If we’re believing, if we’re trusting in him for salvation, will we believe him on things where we maybe have to exercise more trust than I would like because current culture and scientists point us a different direction? Will I believe God? My pastor, Dean Inserra, likes to say, “Will I believe God that there’s more to be gained by going to God than around him?” The second point he often makes is, “Will I believe that the way to find happiness and fulfillment and joy is going to Christ rather than by going around him?” We could expand those questions out and not just put them in moral categories, though I think those are some of the most important questions a Christian can ask. Do I believe that God’s way is better?

I can also ask the question when it comes to other things. Will I believe God even when the world says something else? Will I believe God even when my science textbook says something else? “I’m trusting him for my salvation, for my “get out of jail free card” (some people look at it that way) but I’m not going to trust him on areas where culture contradicts in other ways. I’m going to hold my religious belief as a private, personal matter that’s a spiritual type of thing.” We relativize it in that way sometimes instead of realizing that, no, it’s the same type of truth claim as “the sun rose this morning” and “the earth is made of material, gravity pulls things down, and Donald Trump is the President of the United States.” It’s the same type of claim. Am I going to believe those types of claims when I read them in Scripture? Will I believe God?
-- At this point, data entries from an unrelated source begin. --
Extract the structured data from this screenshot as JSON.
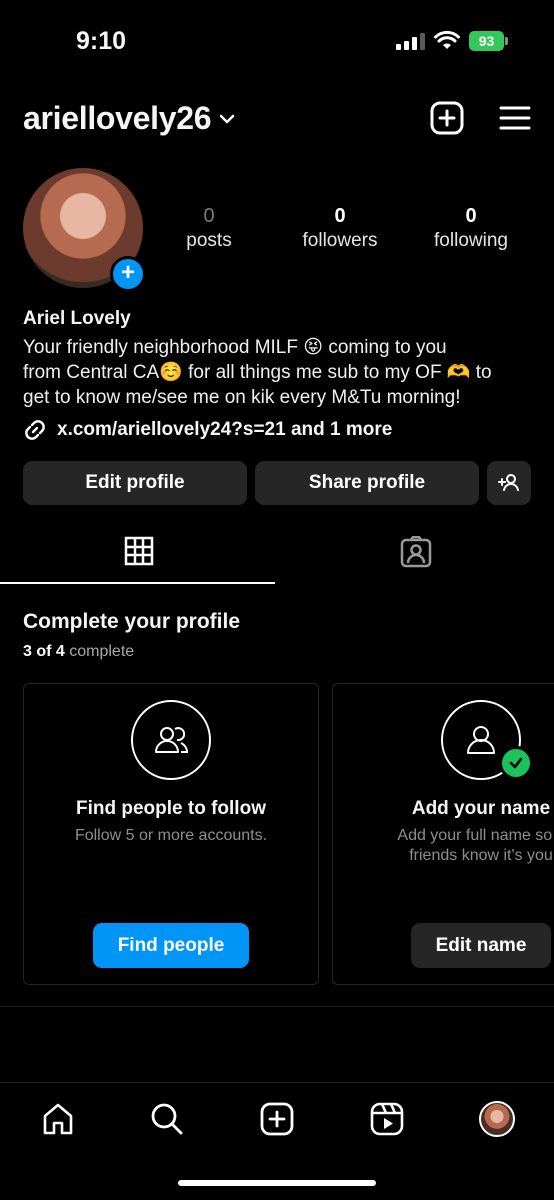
{
  "status_bar": {
    "time": "9:10",
    "battery": "93"
  },
  "header": {
    "username": "ariellovely26"
  },
  "stats": [
    {
      "value": "0",
      "label": "posts"
    },
    {
      "value": "0",
      "label": "followers"
    },
    {
      "value": "0",
      "label": "following"
    }
  ],
  "profile": {
    "name": "Ariel Lovely",
    "bio_line1": "Your friendly neighborhood MILF 😝 coming to you",
    "bio_line2": "from Central CA☺️ for all things me sub to my OF 🫶 to",
    "bio_line3": "get to know me/see me on kik every M&Tu morning!",
    "link": "x.com/ariellovely24?s=21 and 1 more"
  },
  "buttons": {
    "edit_profile": "Edit profile",
    "share_profile": "Share profile"
  },
  "complete_profile": {
    "title": "Complete your profile",
    "progress_bold": "3 of 4",
    "progress_rest": "complete",
    "cards": [
      {
        "title": "Find people to follow",
        "desc": "Follow 5 or more accounts.",
        "button": "Find people",
        "done": false
      },
      {
        "title": "Add your name",
        "desc_line1": "Add your full name so y",
        "desc_line2": "friends know it's you",
        "button": "Edit name",
        "done": true
      }
    ]
  },
  "colors": {
    "accent": "#0095f6",
    "success": "#1bc35a",
    "button_bg": "#262626"
  },
  "icons": [
    "new-post-icon",
    "menu-icon",
    "grid-icon",
    "tagged-icon",
    "home-icon",
    "search-icon",
    "create-icon",
    "reels-icon",
    "profile-avatar"
  ]
}
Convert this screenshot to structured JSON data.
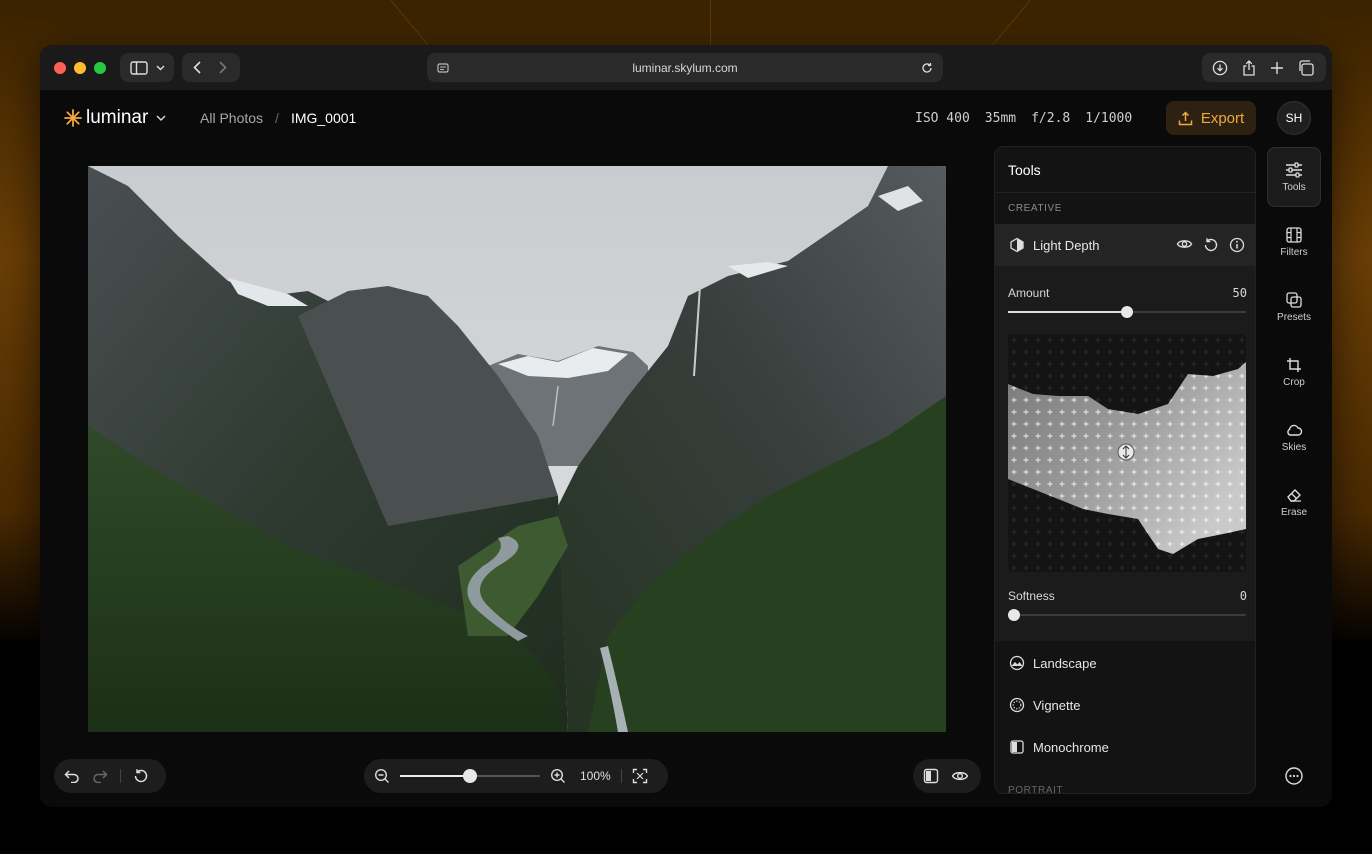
{
  "browser": {
    "url": "luminar.skylum.com"
  },
  "header": {
    "logo": "luminar",
    "breadcrumb": {
      "root": "All Photos",
      "separator": "/",
      "current": "IMG_0001"
    },
    "exif": {
      "iso": "ISO 400",
      "focal_length": "35mm",
      "aperture": "f/2.8",
      "shutter": "1/1000"
    },
    "export_label": "Export",
    "avatar_initials": "SH"
  },
  "zoom": {
    "value_label": "100%",
    "level": 0.5
  },
  "tools_panel": {
    "title": "Tools",
    "section_creative": "CREATIVE",
    "active_tool": {
      "label": "Light Depth",
      "amount_label": "Amount",
      "amount_value": "50",
      "amount_level": 0.5,
      "softness_label": "Softness",
      "softness_value": "0",
      "softness_level": 0
    },
    "tools": [
      {
        "label": "Landscape",
        "icon": "landscape-icon"
      },
      {
        "label": "Vignette",
        "icon": "vignette-icon"
      },
      {
        "label": "Monochrome",
        "icon": "monochrome-icon"
      }
    ],
    "next_section": "PORTRAIT"
  },
  "rail": [
    {
      "label": "Tools",
      "icon": "sliders-icon"
    },
    {
      "label": "Filters",
      "icon": "film-icon"
    },
    {
      "label": "Presets",
      "icon": "presets-icon"
    },
    {
      "label": "Crop",
      "icon": "crop-icon"
    },
    {
      "label": "Skies",
      "icon": "cloud-icon"
    },
    {
      "label": "Erase",
      "icon": "eraser-icon"
    }
  ],
  "colors": {
    "accent": "#f2a93b",
    "export_bg": "#2d2212"
  }
}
It used to be where we had to flip it around, where we had to say, “Well, people are believing things God says, but they don’t believe in God.” I think objectively sometimes that’s true. People do not have what we would call a saving faith in God, even though they believe things about God. That is James’s point among others, but now I think we also need to be equipped to talk about the flip side of that. People who are saying that they trust God, they have a belief in God, but they aren’t actually believing God. Maybe it’s on matters of sexuality or morality or science or faith or ethics. Will we believe God? Will I believe even the more fundamental claim of the Bible, that the Bible is God’s word? It must start there. Will I believe that life has dignity and is fully valuable from the moment of conception and fertilization until natural death? Will I believe that even though my culture is trying to train me differently?

Those are the questions we must ask ourselves. We must be equipped to ask those sorts of questions to someone in conversation. Just because someone gives evidences of seeming to be Christian, if they’re not living like it, we can legitimately ask the question, “Do you believe what God says about people who do these things? You’re believing God in, you say, for salvation, but are you believing what God says?” If someone is consistently an adulterer, is it right for us to give that person confidence that they’re a Christian or hold them up as an example? I don’t think it is because that’s one of the categories in 1 Corinthians 6.

Will I believe God and work in the categories he has revealed or will I make my own and still go on trusting him? When we don’t confront people with that sort of question, we leave them set up for the fall that’s described in Matthew 7, to have a confidence that Jesus will save them and to be deluded, to ultimately one day potentially hear, “Go away from me. I never knew you, you worker of lawlessness.” That’s not what any of us should want to hear. We should check our beliefs against Scripture. We should submit to what Scripture has to say, not just believing in God, but believing God when has spoken and when we speaks in his word.